In questo caso il virus non cambia, il suo potenziale di trasmissibilità è identico, ma RO diminuisce perché cala il numero di contagi che ogni individuo infetto può provocare.
In Italia, nel periodo tra il 6 e il 19 agosto 2020, il valore massimo di RO è stato 1,24, mentre il valore minimo, registrato all'inizio del periodo, è stato 0,54.
Il tasso di letalità di COVID-19 è stato stimato tra il 2 e il 3%.

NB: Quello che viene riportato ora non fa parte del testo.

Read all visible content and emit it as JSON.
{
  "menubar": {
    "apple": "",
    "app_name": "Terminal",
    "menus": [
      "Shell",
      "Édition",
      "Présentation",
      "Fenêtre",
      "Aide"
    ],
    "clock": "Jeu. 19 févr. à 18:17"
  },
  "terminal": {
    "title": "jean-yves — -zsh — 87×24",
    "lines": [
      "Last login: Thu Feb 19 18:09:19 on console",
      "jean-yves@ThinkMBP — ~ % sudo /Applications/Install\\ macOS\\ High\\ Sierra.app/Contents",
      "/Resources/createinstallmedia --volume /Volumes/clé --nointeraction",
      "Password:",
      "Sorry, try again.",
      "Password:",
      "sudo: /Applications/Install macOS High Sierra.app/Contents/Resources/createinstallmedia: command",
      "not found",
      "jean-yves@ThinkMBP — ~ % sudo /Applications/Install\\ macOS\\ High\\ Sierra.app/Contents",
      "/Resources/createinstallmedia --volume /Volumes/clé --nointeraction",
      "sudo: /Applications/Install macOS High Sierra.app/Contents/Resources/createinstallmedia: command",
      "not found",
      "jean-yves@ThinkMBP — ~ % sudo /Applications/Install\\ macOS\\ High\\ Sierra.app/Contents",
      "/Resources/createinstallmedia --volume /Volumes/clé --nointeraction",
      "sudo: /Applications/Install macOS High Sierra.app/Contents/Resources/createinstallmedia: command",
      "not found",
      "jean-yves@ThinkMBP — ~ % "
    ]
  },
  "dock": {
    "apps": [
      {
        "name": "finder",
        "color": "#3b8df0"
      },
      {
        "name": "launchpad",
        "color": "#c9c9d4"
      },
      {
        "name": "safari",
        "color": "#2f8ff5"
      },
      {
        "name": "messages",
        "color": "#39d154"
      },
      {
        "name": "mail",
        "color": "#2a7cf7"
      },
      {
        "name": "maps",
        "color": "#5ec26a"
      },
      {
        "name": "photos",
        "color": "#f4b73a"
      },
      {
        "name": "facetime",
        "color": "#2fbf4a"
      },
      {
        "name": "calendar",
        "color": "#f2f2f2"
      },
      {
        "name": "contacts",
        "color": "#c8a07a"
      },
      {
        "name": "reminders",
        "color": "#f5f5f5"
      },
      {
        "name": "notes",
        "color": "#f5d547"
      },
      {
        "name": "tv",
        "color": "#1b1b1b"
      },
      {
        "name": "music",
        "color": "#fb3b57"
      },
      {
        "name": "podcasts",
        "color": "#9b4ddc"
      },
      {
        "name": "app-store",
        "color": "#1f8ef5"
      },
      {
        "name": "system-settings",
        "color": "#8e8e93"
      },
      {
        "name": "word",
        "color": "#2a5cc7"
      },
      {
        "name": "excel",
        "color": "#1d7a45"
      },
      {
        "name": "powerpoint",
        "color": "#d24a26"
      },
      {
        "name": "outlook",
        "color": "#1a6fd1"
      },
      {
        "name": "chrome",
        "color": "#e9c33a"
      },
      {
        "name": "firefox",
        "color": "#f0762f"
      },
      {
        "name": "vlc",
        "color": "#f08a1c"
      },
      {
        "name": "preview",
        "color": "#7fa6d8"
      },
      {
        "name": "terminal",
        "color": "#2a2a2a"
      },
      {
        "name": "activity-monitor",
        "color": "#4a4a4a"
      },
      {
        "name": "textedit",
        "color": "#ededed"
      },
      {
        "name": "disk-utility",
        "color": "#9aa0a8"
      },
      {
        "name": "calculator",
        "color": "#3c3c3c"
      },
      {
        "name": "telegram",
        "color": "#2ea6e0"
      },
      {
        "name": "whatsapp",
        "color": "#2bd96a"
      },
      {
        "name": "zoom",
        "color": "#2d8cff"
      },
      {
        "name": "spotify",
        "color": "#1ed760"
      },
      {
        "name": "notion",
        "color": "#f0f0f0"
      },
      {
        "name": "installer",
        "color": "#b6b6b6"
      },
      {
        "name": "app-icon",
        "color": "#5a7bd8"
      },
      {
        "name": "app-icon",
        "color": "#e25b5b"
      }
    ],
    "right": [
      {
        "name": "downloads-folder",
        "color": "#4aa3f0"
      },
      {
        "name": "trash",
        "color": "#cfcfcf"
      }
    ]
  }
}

Questo suggerisce che la malattia abbia una mortalità più bassa della febbre emorragica causata da Ebola, in cui il tasso di letalità è del 50%, della MERS e dell'influenza aviaria, che si aggirano intorno al 35%, e della SARS, in cui muoiono il 10% dei contagiati. Al contrario l'influenza stagionale, con tasso di mortalità inferiore allo 0,1%, è meno letale, come anche l'influenza Spagnola del 1918, che ha causato il decesso del 2% circa dei contagiati.
Nonostante ciò, la Spagnola ha provocato almeno 50 milioni di morti nel mondo! Questo perché la pericolosità di una malattia dipende sia dal tasso di letalità, sia dalla trasmissibilità, cioè RO.